Борьба правительства с господством корпораций не была последовательной и решительной. В итоге в 1932 году экономическую жизнь определяли 600 концернов, на долю которых приходилось 2/3 промышленности. Остальная треть оставалась на долю мелких предпринимателей. И тем не менее, когда разразился мировой экономический кризис, президент США Гувер решительно защищал старый добрый «порядок» и не допускал вмешательства государства в экономику. На президентских выборах своего конкурента Франклина Рузвельта Гувер обвинил в приверженности к марксизму и социализму.
Это противоречило убеждениям Рузвельта, но он не хотел быть причисленным и к капиталистам, так как прекрасно понимал антагонистическое противоречие между интересами капиталистов и простого народа. По его мнению, президент должен быть поверенным community of interest (сообщества интересов).

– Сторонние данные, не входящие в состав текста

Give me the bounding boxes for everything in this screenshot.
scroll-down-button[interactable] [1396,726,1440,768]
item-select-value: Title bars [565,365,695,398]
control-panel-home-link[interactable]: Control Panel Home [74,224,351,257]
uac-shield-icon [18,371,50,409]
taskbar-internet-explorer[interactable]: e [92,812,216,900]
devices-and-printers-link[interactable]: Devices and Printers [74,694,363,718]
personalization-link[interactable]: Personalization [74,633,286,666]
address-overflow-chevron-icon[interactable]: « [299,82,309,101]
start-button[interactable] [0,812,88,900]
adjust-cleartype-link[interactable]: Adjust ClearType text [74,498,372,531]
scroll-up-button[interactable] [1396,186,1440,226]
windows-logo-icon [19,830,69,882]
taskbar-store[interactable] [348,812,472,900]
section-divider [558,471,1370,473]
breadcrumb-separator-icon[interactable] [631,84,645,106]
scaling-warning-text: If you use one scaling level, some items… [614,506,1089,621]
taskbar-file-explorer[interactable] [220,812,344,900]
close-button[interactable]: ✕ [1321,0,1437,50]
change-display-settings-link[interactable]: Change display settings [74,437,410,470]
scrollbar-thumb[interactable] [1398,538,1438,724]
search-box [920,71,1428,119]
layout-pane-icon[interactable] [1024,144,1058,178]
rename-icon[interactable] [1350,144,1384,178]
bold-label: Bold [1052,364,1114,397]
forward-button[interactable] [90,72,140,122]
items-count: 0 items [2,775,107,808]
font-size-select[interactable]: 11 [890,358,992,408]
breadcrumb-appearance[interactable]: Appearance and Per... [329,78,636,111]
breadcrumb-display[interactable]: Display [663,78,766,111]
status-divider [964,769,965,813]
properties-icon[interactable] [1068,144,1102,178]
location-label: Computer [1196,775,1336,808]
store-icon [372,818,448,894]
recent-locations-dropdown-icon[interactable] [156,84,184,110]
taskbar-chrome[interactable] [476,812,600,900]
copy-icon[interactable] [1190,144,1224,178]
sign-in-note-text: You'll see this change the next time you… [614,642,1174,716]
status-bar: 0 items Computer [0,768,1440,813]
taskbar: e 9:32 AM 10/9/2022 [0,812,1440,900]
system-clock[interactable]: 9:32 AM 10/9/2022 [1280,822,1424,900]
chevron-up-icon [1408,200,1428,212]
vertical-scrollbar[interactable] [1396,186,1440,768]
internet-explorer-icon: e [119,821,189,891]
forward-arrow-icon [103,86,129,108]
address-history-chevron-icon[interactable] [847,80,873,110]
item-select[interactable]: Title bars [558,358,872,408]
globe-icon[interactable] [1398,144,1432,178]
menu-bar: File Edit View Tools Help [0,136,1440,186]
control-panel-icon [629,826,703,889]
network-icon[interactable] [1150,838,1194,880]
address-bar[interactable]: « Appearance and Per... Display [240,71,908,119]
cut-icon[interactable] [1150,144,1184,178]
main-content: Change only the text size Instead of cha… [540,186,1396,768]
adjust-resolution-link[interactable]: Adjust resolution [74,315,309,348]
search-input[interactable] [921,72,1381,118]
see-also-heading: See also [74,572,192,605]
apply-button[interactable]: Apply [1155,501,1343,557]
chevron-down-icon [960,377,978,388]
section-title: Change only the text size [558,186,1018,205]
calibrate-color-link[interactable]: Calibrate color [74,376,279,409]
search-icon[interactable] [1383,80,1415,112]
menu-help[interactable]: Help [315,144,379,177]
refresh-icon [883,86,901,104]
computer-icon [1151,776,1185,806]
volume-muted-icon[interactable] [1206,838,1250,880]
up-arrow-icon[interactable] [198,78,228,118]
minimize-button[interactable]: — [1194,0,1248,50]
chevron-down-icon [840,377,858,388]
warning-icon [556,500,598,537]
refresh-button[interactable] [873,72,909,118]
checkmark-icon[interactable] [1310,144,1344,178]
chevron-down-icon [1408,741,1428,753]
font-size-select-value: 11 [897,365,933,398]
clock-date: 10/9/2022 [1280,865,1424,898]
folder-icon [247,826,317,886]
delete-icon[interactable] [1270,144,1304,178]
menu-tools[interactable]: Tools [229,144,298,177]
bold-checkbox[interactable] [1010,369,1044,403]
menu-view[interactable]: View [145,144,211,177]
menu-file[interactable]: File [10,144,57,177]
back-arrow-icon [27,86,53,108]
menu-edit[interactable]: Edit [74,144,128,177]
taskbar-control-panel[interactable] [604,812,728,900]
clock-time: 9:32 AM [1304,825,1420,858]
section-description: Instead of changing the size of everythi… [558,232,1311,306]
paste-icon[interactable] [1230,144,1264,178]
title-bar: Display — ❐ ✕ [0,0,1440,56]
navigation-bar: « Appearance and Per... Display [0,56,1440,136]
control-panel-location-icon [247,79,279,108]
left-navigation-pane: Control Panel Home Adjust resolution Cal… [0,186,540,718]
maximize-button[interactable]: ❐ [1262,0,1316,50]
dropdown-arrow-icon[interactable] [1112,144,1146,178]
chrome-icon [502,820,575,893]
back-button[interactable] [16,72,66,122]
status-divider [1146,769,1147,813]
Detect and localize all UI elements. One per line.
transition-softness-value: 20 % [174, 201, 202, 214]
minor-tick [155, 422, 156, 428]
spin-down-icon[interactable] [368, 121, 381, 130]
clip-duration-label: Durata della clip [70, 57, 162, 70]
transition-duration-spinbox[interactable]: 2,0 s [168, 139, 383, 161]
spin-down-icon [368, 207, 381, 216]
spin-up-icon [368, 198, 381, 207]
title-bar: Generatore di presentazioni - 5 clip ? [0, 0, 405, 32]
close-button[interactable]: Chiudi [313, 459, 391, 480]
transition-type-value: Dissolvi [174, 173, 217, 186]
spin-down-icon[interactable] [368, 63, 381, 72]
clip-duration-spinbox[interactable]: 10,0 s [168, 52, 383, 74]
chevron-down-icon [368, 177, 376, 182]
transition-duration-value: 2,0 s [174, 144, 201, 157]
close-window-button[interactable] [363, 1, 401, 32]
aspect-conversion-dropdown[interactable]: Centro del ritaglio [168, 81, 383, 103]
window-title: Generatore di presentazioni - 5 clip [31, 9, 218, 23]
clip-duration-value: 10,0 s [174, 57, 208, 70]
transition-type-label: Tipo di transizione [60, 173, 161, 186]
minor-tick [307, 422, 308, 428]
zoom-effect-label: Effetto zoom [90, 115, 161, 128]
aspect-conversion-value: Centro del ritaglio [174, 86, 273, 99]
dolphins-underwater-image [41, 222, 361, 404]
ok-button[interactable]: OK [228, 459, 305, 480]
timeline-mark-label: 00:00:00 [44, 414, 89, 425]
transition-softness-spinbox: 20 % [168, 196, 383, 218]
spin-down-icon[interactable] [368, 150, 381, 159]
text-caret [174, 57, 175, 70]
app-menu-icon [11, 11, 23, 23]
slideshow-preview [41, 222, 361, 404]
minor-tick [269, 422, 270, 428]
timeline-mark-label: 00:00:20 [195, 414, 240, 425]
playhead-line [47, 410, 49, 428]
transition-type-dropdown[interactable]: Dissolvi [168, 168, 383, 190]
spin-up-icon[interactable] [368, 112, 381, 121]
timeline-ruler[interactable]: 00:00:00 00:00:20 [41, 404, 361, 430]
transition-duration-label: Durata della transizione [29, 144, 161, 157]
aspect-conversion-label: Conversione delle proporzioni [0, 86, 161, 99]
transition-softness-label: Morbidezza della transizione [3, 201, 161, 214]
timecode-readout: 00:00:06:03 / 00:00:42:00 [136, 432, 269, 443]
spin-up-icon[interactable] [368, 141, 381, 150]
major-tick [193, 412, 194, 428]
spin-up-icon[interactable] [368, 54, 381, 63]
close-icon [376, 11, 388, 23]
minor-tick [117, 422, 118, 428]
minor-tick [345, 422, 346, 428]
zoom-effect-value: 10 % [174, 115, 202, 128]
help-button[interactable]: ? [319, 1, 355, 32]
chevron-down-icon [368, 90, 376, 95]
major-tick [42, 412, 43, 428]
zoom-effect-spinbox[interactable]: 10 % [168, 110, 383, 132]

В результате активной поддержки народом «Нового курса» чаша весов склонилась в пользу Рузвельта. Результаты государственного регулирования экономики превзошли, и значительно, даже самые оптимистические ожидания. Рузвельт снискал заслуженное признание и уважение абсолютного большинства народа. Но это не устраивало его противников и по мере приближения очередных президентских выборов они все более активно нападали на «Новый курс».
Они считали, что поскольку бедственное положение преодолено, дальнейшее регламентирование государством препятствует резкому подъему, так как недостаток «доверия» предпринимательского мира блокирует инвестиции. Президент торговой палаты договорился даже до того, что Рузвельт ведет США к диктатуре и на горизонте вырисовывается социалистическое, а может быть, и фашистское государство. Даже пресса в ходе предвыборной борьбы 1936 года утверждала, что Рузвельт является кандидатом коммунистов. Для многих консерваторов президент стал самым ненавистным человеком в стране. С точки зрения Рузвельта, еще опаснее, чем сопротивление предпринимателей, была оппозиция членов Верховного федерального суда. В 1935—1936 годах суд подверг контролю утвержденные конгрессом законы «Нового курса». Одиннадцать законов были объявлены противоречащими конституции, так как они имеют социалистический характер. Рузвельт обвинялся в том, что он воспользовался бедственным положением народа, нарушил «естественные законы экономики» и ведет дело к социализму. Монополисты сочиняли благовидные предлоги для необходимости возвращения прежнего курса, который-де прославил Америку и сделал ее могущественной державой.